现代中国的高等教育,一般人认为始于清末钦定及奏定学堂章程颁布后所设之京师大学堂,又有人以为始于同治元年即公元一八六二年奏设之同文馆。其实同文馆仅为教授外国语文之官学堂,视为中国新教育之萌芽则可,视为中国现代高等教育之开始则不可。京师大学堂固然是我国新教育之最高学府,但初办之时实际仅设预科,并以仕学进士二馆为已入仕及科举及第人员补习新学,尚未能视为世界化之高等教育。

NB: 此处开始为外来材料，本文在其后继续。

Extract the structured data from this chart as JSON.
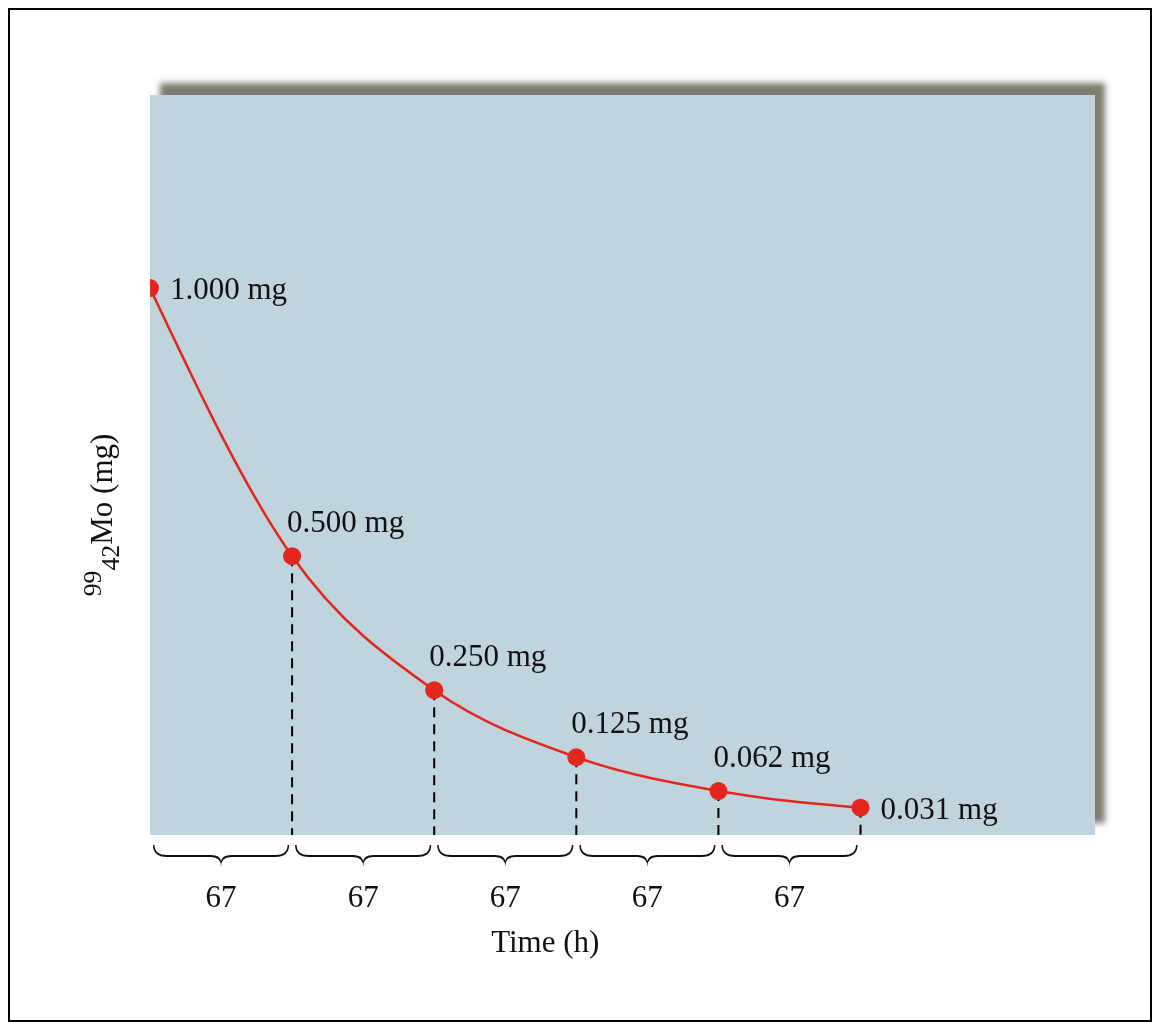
{
  "chart_data": {
    "type": "line",
    "xlabel": "Time (h)",
    "ylabel": "$^{99}$$_{42}$Mo (mg)",
    "categories": [
      null,
      null,
      null,
      null,
      null,
      null
    ],
    "series": [
      {
        "color": "#e3261e",
        "values": [
          1.0,
          0.5,
          0.25,
          0.125,
          0.062,
          0.031
        ],
        "value_labels": [
          "1.000 mg",
          "0.500 mg",
          "0.250 mg",
          "0.125 mg",
          "0.062 mg",
          "0.031 mg"
        ]
      }
    ],
    "ylim": [
      -0.02,
      1.36
    ],
    "tick_labels": false,
    "marker": "circle",
    "annotations": [
      "67",
      "67",
      "67",
      "67",
      "67"
    ]
  }
}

就实际而论,光绪十九年即公元一八九三年李鸿章于天津奏设之医学堂,后来称为北洋医学堂;与光绪廿一年即公元一八九五年盛宣怀于天津奏设之中西学堂,后来发展为北洋大学堂的,却真是现代中国最早设施高等教育之机关。查中西学堂分设头等学堂及二等学堂各一所,其中头等学堂分设工程、电学、矿务、机器、律例五种,由香港上海等地招收已习西文之学生入学,其开始之时,已略具现代专门学校雏形。因此,天津中西学堂和医学堂之设立,实为现代中国高等教育之萌芽时期。
京师大学堂之设立,始于光绪廿二年即公元一八九六年五月李端棻疏请于京师建立大学堂,同年七月总理衙门议覆请饬下管理官书局大臣妥筹办理,随即由该大臣孙家鼐议覆开办京师大学堂办法六项;但迟至光绪廿四年即公元一八九八年四月,才在施行新政之纲领下,令军机大臣、总理各国事务大臣等会议举办京师大学堂,以为各省设立学堂之倡,同年五月命孙家鼐管理大学堂事务,六月派余诚格为总办,美教士丁韪良为总教习,并置仕学馆。这时候才算是京师大学堂的创办。同年八月慈禧太后推翻新政后,大学堂虽因此不能发展,却仍保留着,直至光绪廿七年,即公元一九〇一年八月,因义和团失败,辛丑和约缔结之结果,清朝政府重申兴学政策,颁布上论,中有“除京师已设大学堂应行切实整顿外,着将各省所有书院,于省城均改设大学堂,各府厅直隶州均设立中学堂……”于是除京师大学堂继续进行外,各省也于光绪廿七八两年中纷纷设立大学堂。但是光绪廿九年即公元一九〇三年张之洞等奏进之学堂章程颁布后,各省所设之大学堂除山西大学堂及天津之北洋大学堂因有特殊情形继续存在外,均照章改称高等学堂。同时京师大学堂也更积极进行,直至民国成立,然后改组。因此,自光绪廿四年迄民国元年间,实为现代中国高等教育之创制时期。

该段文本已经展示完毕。